Custom import - getCellByPosition bottleneck

Creating a macro - Writing a Script - Using the API (OpenOffice Basic, Python, BeanShell, JavaScript)
Post Reply
jeremys
Posts: 3
Joined: Thu Aug 30, 2018 2:50 pm

Custom import - getCellByPosition bottleneck

Post by jeremys »

I am currently creating a custom importer/exporter for my own file type with java using XFilter.
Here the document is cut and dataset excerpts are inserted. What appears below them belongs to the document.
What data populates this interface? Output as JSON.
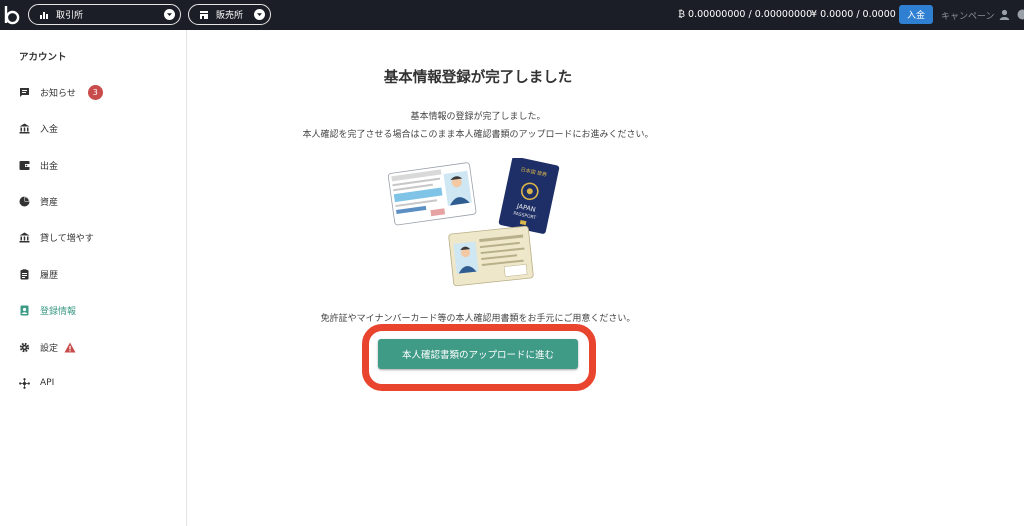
{
  "header": {
    "logo": "b-logo-icon",
    "exchange_label": "取引所",
    "store_label": "販売所",
    "btc_balance": "₿ 0.00000000 / 0.00000000",
    "jpy_balance": "¥ 0.0000 / 0.0000",
    "deposit_label": "入金",
    "campaign_label": "キャンペーン"
  },
  "sidebar": {
    "heading": "アカウント",
    "items": [
      {
        "label": "お知らせ",
        "icon": "message-icon",
        "badge": "3"
      },
      {
        "label": "入金",
        "icon": "bank-icon"
      },
      {
        "label": "出金",
        "icon": "wallet-icon"
      },
      {
        "label": "資産",
        "icon": "pie-chart-icon"
      },
      {
        "label": "貸して増やす",
        "icon": "bank-icon"
      },
      {
        "label": "履歴",
        "icon": "clipboard-icon"
      },
      {
        "label": "登録情報",
        "icon": "id-badge-icon",
        "active": true
      },
      {
        "label": "設定",
        "icon": "gear-icon",
        "warning": true
      },
      {
        "label": "API",
        "icon": "network-icon"
      }
    ]
  },
  "main": {
    "title": "基本情報登録が完了しました",
    "line1": "基本情報の登録が完了しました。",
    "line2": "本人確認を完了させる場合はこのまま本人確認書類のアップロードにお進みください。",
    "line3": "免許証やマイナンバーカード等の本人確認用書類をお手元にご用意ください。",
    "cta_label": "本人確認書類のアップロードに進む",
    "passport_text": "JAPAN",
    "passport_sub": "PASSPORT",
    "passport_jp": "日本国 旅券"
  },
  "colors": {
    "topbar": "#1b1e26",
    "accent": "#3f9a86",
    "deposit": "#2f7fd3",
    "highlight": "#e8442e",
    "badge": "#c94c4c"
  }
}
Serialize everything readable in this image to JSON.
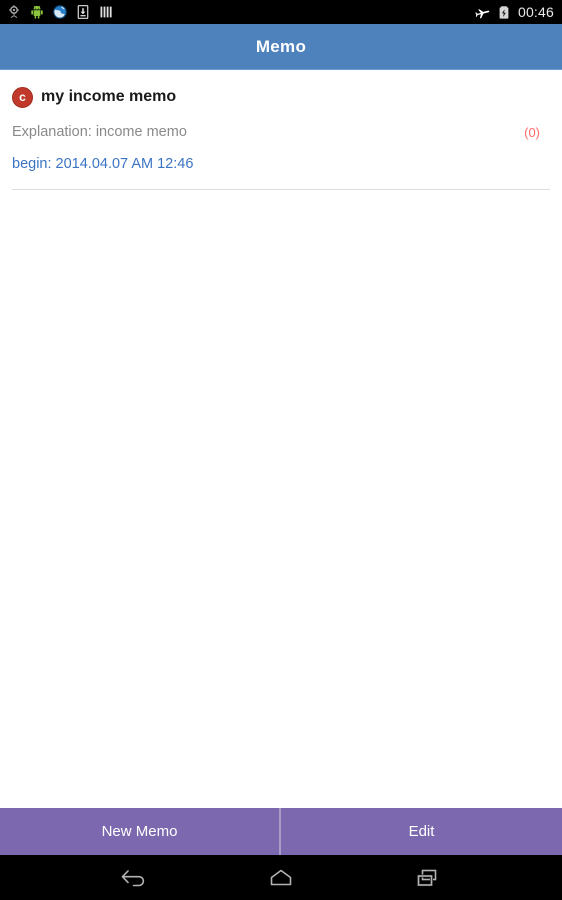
{
  "statusbar": {
    "time": "00:46",
    "left_icons": [
      {
        "name": "location-icon"
      },
      {
        "name": "android-icon"
      },
      {
        "name": "browser-globe-icon"
      },
      {
        "name": "download-icon"
      },
      {
        "name": "signal-bars-icon"
      }
    ],
    "right_icons": [
      {
        "name": "airplane-mode-icon"
      },
      {
        "name": "battery-charging-icon"
      }
    ]
  },
  "appbar": {
    "title": "Memo"
  },
  "memo": {
    "badge_letter": "c",
    "title": "my income memo",
    "description": "Explanation: income memo",
    "count": "(0)",
    "begin": "begin: 2014.04.07 AM 12:46"
  },
  "buttons": {
    "new_memo": "New Memo",
    "edit": "Edit"
  },
  "navbar": {
    "back": "back-icon",
    "home": "home-icon",
    "recents": "recents-icon"
  },
  "colors": {
    "appbar": "#4e82bd",
    "button_bar": "#7b68ae",
    "badge": "#c0392b",
    "link": "#3b74c4",
    "count": "#ff6b6b"
  }
}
I now have a serious bottleneck when importing. Here is my code for inserting my content into a spreadsheet:

Code: Select all

    XSpreadsheetDocument document = UnoRuntime.queryInterface(
        XSpreadsheetDocument.class,
        targetDocument);
    XMultiServiceFactory serviceFactory = UnoRuntime.queryInterface(
        com.sun.star.lang.XMultiServiceFactory.class,
        document);

    for (int i = 0; i < numberOfSpreadsheets; i++) {
        Object spreadsheetObject = serviceFactory.createInstance("com.sun.star.sheet.Spreadsheet");
        XSpreadsheet spreadsheet = UnoRuntime.queryInterface(
            XSpreadsheet.class,
            spreadsheetObject);
        document.getSheets().insertByName(spreadsheetNames.get(i), spreadsheet);
        
        // Not sure about this part
        spreadsheet = UnoRuntime.queryInterface(
            XSpreadsheet.class, 
            document.getSheets().getByName(spreadsheetNames.get(i));

        for (int rowIndex = 0; rowIndex < numberOfRows; rowIndex++) {
            for (int columnIndex = 0; columnIndex < numberOfCellsInRow; columnIndex++) {
                // This call to getCellByPosition seems to be the bottleneck
                XCell cell = spreadsheet.getCellByPosition(columnIndex, rowIndex);

                XText text = UnoRuntime.queryInterface(XText.class, cell);
                text.setString(cellValue);
            }
        }
    }
Is there any way I can omit all these calls to getCellByPosition?
Is there some sort of bulk API available?
OpenOffice 4.1.5 on Windows 10
User avatar
RoryOF
Moderator
Posts: 34612
Joined: Sat Jan 31, 2009 9:30 pm
Location: Ireland

Re: custom import - getCellByPosition bottleneck

Post by RoryOF »

Perhaps try getCellRangeByPosition and do it on a line by line basis.
Apache OpenOffice 4.1.15 on Xubuntu 22.04.4 LTS
jeremys
Posts: 3
Joined: Thu Aug 30, 2018 2:50 pm

Re: custom import - getCellByPosition bottleneck

Post by jeremys »

RoryOF wrote:Perhaps try getCellRangeByPosition and do it on a line by line basis.
This is not any faster.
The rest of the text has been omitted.